PITTSBURGH (AP) — Ben Roethlisberger's resume is stacked.
Two Super Bowl rings. Six Pro Bowls. Two passing titles. A spot likely awaiting in the Hall of Fame five years or so after the Pittsburgh Steelers quarterback retires.
There is one accolade Roethlisberger hasn't achieved in 17 years, 153 wins (and counting) and 385 touchdown passes (and counting): a single vote for the NFL's Most Valuable Player award. It might be time he received one. Maybe more than one.
While Roethlisberger is quick to point to Pittsburgh's unblemished record (9-0) as all the validation he needs for a job well done, the way the 38-year-old is thriving a year removed from a right elbow injury that cost him all but six quarters of the 2019 season is the biggest reason the Steelers are the NFL's last unbeaten team.
A year ago, they somehow managed to pull out an 8-8 season despite shuffling between backups Mason Rudolph and Devlin “Duck” Hodges.
Now they've paired one of the league's most disruptive defenses with an offense that makes up for it in production what it lacks in hype.
Roethlisberger is on pace to set a career high in touchdown passes and a career low in interceptions (in seasons where he's played at least 15 games).
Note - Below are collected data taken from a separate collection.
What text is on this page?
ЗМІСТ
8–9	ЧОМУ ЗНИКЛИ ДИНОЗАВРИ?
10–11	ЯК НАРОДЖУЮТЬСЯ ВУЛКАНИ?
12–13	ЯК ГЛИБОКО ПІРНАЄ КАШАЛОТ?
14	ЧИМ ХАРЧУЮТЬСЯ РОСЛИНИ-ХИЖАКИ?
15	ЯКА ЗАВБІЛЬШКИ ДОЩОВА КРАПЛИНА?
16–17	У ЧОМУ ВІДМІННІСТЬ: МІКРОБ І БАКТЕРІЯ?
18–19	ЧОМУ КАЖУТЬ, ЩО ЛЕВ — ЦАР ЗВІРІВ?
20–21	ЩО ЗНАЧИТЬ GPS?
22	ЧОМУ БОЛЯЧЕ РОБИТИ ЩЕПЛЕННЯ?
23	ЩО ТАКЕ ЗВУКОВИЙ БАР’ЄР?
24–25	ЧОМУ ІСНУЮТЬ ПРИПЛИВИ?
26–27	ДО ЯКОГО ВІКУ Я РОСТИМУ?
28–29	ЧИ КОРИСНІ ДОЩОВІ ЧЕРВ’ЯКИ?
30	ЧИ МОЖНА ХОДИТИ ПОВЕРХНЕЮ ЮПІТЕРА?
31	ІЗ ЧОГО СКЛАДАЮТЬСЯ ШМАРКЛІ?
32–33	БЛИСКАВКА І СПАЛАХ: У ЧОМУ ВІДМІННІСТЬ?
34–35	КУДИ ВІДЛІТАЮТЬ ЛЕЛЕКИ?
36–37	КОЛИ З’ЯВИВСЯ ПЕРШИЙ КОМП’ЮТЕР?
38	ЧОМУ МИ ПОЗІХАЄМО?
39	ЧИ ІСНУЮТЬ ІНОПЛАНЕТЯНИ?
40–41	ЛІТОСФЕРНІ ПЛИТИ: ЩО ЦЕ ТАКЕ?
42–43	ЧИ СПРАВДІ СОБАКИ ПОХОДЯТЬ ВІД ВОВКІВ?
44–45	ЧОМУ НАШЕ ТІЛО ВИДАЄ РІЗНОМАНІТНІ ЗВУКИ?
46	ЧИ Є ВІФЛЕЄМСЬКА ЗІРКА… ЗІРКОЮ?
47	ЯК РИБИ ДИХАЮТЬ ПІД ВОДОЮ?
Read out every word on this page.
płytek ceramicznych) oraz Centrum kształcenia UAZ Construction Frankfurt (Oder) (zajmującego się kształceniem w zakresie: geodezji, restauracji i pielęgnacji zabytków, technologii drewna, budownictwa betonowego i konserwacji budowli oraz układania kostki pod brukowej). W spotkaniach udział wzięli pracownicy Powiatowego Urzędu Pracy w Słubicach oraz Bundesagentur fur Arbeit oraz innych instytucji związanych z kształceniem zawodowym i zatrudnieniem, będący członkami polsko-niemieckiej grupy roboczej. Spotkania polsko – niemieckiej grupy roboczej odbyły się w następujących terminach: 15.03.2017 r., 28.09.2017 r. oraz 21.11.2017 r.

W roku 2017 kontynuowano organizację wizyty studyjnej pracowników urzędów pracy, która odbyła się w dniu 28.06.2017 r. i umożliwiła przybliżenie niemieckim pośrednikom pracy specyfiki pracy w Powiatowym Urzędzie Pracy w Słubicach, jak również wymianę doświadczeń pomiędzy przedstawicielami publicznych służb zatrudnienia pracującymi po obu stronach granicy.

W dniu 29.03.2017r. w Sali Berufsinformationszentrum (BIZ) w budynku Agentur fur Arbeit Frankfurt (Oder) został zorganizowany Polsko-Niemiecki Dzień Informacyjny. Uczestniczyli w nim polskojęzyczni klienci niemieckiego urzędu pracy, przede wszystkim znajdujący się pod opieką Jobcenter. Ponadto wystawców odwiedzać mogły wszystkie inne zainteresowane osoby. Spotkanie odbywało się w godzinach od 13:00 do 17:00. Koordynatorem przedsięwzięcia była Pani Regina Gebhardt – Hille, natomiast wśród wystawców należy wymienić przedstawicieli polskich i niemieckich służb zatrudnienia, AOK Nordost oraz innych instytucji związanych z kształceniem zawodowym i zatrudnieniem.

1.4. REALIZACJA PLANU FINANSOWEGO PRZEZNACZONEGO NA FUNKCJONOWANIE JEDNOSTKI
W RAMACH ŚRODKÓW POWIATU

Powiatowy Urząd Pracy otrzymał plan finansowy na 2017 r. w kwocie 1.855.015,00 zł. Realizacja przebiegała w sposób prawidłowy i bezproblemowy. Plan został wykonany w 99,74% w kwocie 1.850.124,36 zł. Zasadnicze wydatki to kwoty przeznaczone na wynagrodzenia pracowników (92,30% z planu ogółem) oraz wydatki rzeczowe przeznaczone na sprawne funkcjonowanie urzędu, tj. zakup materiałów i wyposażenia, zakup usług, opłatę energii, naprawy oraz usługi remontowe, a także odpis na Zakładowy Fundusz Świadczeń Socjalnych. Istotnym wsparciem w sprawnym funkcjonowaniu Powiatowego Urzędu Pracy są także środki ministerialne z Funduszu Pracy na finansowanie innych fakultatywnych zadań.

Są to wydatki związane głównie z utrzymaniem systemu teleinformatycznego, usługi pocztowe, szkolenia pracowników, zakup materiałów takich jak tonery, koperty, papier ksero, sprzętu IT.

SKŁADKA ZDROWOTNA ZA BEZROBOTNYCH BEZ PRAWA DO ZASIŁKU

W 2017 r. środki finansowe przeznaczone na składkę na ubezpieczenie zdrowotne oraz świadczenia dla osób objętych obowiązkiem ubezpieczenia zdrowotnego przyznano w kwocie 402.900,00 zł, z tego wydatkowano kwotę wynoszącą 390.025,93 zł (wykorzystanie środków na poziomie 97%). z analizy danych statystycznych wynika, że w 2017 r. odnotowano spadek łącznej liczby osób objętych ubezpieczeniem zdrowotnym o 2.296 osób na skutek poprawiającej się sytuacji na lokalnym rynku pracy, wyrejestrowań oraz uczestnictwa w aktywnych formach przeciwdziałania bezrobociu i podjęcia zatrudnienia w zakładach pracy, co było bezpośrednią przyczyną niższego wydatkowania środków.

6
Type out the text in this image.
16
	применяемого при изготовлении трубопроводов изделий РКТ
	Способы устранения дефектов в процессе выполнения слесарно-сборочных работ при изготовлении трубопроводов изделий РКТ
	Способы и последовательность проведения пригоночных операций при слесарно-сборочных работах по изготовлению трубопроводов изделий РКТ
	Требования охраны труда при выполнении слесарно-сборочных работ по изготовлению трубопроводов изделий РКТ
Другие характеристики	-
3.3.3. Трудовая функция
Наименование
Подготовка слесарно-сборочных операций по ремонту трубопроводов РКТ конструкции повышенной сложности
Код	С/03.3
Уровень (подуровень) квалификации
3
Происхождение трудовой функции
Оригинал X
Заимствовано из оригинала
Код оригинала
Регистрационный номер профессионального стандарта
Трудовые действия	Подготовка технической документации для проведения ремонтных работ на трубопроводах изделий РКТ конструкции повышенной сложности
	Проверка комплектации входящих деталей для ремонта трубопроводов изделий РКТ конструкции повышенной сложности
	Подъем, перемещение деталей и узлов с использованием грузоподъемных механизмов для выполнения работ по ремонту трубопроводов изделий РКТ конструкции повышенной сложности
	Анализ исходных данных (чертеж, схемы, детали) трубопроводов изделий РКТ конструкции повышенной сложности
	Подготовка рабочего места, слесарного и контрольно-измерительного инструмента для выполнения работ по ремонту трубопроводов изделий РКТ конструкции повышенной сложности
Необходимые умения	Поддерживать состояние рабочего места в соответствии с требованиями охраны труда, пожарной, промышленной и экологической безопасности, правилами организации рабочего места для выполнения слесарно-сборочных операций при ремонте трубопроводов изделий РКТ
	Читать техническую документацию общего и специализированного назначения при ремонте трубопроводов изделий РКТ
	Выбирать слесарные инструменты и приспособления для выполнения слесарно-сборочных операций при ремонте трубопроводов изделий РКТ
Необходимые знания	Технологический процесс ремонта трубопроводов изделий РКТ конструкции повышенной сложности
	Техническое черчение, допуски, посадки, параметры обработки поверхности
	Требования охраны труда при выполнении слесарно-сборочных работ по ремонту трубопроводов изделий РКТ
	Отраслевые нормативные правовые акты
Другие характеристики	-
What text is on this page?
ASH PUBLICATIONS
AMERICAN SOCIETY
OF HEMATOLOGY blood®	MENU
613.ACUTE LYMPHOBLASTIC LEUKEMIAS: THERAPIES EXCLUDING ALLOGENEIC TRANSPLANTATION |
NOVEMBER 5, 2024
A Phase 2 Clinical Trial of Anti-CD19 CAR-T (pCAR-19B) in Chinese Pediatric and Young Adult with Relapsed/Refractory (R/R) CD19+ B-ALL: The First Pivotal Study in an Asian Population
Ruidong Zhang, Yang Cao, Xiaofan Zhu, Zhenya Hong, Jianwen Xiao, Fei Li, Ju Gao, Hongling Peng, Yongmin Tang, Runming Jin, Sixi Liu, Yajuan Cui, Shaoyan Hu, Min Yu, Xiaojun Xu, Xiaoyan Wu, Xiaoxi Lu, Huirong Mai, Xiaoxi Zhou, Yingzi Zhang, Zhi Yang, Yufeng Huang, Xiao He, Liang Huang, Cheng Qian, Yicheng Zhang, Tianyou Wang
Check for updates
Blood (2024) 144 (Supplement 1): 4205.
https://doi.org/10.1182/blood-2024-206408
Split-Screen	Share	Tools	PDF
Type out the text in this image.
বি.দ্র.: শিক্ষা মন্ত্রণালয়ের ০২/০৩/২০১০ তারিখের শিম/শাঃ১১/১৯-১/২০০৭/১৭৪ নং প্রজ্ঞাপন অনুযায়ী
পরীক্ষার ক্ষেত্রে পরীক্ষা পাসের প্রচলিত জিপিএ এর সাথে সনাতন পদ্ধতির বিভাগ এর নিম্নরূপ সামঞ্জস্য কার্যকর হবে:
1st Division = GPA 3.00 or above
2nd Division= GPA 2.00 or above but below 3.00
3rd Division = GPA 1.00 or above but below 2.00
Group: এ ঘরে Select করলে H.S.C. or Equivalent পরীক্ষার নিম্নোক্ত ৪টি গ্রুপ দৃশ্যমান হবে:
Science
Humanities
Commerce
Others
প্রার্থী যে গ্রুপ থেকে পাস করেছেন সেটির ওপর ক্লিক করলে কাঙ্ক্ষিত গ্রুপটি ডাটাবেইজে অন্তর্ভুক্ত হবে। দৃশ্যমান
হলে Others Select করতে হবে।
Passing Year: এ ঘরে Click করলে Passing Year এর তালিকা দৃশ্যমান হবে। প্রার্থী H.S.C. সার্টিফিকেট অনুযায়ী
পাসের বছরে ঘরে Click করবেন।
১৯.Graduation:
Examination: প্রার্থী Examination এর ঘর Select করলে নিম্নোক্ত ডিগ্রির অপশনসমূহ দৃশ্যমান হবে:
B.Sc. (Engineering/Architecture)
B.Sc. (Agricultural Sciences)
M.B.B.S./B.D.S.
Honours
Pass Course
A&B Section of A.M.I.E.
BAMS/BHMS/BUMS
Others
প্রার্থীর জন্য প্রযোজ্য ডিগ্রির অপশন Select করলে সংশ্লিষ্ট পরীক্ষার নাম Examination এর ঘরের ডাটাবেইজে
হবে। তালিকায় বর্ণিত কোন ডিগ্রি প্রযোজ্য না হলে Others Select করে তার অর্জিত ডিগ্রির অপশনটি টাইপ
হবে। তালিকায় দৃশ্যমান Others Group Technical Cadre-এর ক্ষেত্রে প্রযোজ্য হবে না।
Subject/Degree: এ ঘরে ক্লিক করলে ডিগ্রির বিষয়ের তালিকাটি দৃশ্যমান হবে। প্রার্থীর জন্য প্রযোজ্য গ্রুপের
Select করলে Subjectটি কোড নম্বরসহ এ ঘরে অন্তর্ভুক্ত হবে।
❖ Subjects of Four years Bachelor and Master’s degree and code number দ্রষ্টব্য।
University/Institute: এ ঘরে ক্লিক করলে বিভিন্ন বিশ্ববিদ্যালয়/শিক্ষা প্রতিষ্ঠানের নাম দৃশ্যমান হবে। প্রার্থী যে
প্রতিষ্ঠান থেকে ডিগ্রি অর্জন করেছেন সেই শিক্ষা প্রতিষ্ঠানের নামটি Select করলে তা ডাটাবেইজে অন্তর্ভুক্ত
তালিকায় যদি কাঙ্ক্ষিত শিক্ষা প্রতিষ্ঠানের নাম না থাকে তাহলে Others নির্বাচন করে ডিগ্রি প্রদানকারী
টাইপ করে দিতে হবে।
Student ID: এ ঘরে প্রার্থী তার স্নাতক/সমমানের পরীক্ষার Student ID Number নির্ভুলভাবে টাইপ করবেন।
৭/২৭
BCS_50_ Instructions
And he seems to be getting stronger as the weeks pass.
On Sunday, he shook off five days of self-quarantine due to the NFL's COVID-19 protocols to throw for a season-high 344 yards and four touchdowns in a 36-10 win over Cincinnati.
Playing in the middle of ever-swirling winds at blustery Heinz Field, he completed 27 of 46 passes against a Bengals defense that — perhaps bizarrely — stacked the line of scrimmage to stop Pittsburgh's lethargic running game, daring Roethlisberger to beat them with his arm.
Done and done.
Oh, and for good measure he hit Diontae Johnson with a 46-yard rainbow down the left sideline late in the first quarter to get going, silencing any concerns about his inability to get the ball downfield with his rebuilt right arm.
“That was the spark that got us going deep down the field like that,” said Johnson, who finished with six receptions for 116 yards and a touchdown.
Roethlisberger admitted he might have had a little extra zip on the ball thanks to a low-key week in which he worked from home when contact tracing conducted after teammate and good friend Vance McDonald tested positive for COVID-19 required Roethlisberger to stay away from the team facility for five days.
He took advantage of the downtime, throwing about 50 passes on Friday, but otherwise giving his body a much-needed break.
Considering the way he played, the Steelers might want to consider a “less is more” approach going forward.
Either way, Roethlisberger's performance is validating the team's decision to spend the offseason stocking up on talent to win now rather than begin concentrating on the post-Roethlisberger era.
That time will come eventually. It seems far away at the moment. Pittsburgh is rolling and the franchise's all-time leader in just about every significant passing category has rarely looked better, whether he wants to admit it or not.
“It’s not always pretty,” Roethlisberger said. “I don’t always give them good passes, but we move guys around enough, and they understand concepts and understand routes and understand what I’m asking and what (offensive coordinator) Randy (Fichtner) is asking, and they make plays.”
The Steelers have scored at least 24 points in each game this season, the longest streak of hitting that plateau in franchise history. After being relatively balanced early in the year, they've done it almost exclusively through the air, particularly when Roethlisberger goes to an empty set that features four wide receivers and tight end Eric Ebron.
One of the reasons the Steelers have gone five-wide so often? The running game that was methodical if not dominant during the first five games has vanished. Pittsburgh is averaging just 58 yards rushing over the past month, including a season-low 44 yards against a Cincinnati defense that was ranked 29th in the league against the run.
The decision to bring back punter Jordan Berry — who was cut on the eve of the regular season in favor of Dustin Colquitt — is paying off nicely. Berry averaged 49.3 yards per kick against Cincinnati, pinning the Bengals inside their 20 four times in the process.
The return of veteran defensive tackle Tyson Alualu was supposed to help Pittsburgh's leaky run defense get it together. It didn't quite work out that way. The Bengals ran for 139 yards despite missing starting running back Joe Mixon. Take out a 39-yard gain on a fake punt and Cincinnati still ran for 100 yards on 20 carries.
The Steelers are hopeful defensive back Mike Hilton's aching shoulder will be good enough to return next week against Jacksonville. Hilton, one of the best tacklers on the team, hasn't played since a win over Philadelphia on Oct. 11.
22. The number of teams since the 1970 merger who have started the season 9-0. Of the previous 21, seven have won the Super Bowl, the 2009 New Orleans Saints being the most recent.
The Steelers will try to avoid a letdown before a rematch against Baltimore on Thanksgiving night when they visit lowly Jacksonville (1-8) next Sunday. The Jaguars have typically played Pittsburgh tough at home. The Steelers have won in each of their past three trips to Jacksonville, but the games have been decided by a total of 17 points.